In the corporate world, it can be difficult to know what will and won’t set off human emotions in your workforce. What motivates a risk-tolerant person might terrify a change-averse employee. However, HR leaders I know have excellent radar when it comes to their cultures and what will be seen and felt by the employee population as a whole. Many companies also have data from pulse surveys to support their sentiments. Now is an important time for HR to speak up and represent the impact of messaging on employees in the current environment.
modify your messaging and your tone as information changes
One company we know was one of the first to issue work-from-home orders, days before states closed down non-essential workplaces. This company continues to get a weekly communication from the global CEO. The first few weeks were about the health and safety of employees. Over time, this message has morphed to cover other important issues like the mental health of quarantined employees, changes in business models and processes, and how the company is giving back to the community. The CEO’s message is supplemented by videos featuring various business leaders, which increases the sense among employees that ‘we’re all in this together.’

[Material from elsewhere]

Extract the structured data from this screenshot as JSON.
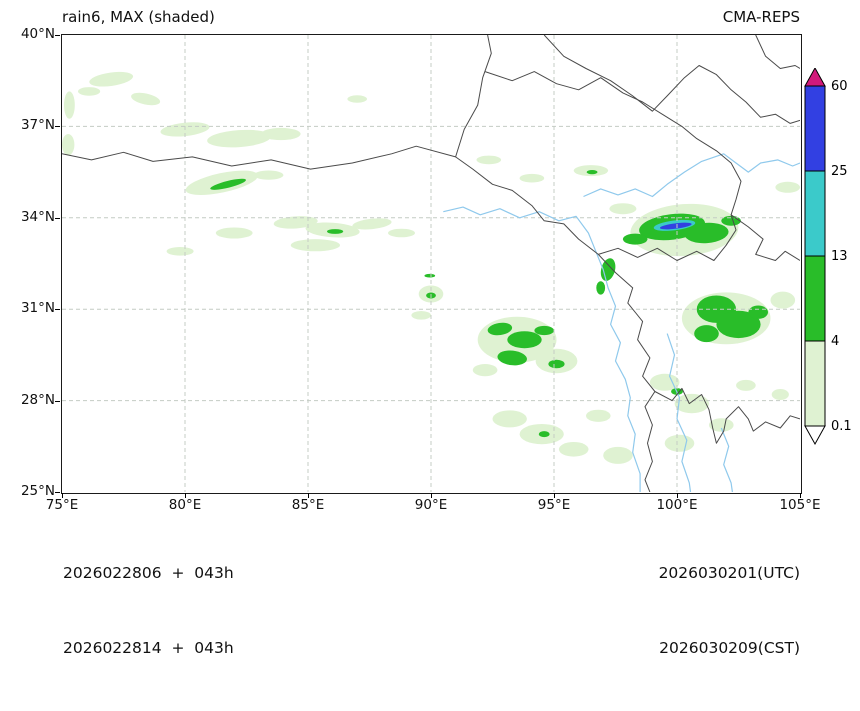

the new world of work will require authenticity and trust
Much of the world is beginning the slow task of reopening businesses and getting people back to work. As we think about the months ahead, transparency is one of the fastest ways to create trust among your employees. In a recent webinar, Randstad RiseSmart executive coach Katie Smith discussed how creating transparency now can build trust. She outlined five areas of focus where leaders can build trust while working with employees virtually: communication, clarification, connection and consistency. By following a few of these simple leadership habits, leaders are more likely to keep their teams engaged during the disruption that will happen as we redefine our new workplaces.
Whatever level of transparency your company decides to adopt, recognize that emotions are high as quarantine and return-to-work plans disrupt our work lives and financial stability. As one customer explained, right now, ‘Everything we say to our employees has greater consequences.’ Being thoughtful in your approach is important, and during these times, being vulnerable and timely may be even more important. There are seasons to think, review and perfect. Now is not one of those times. Be perfect enough. And be as transparent as you can possibly be. Your employees will remember.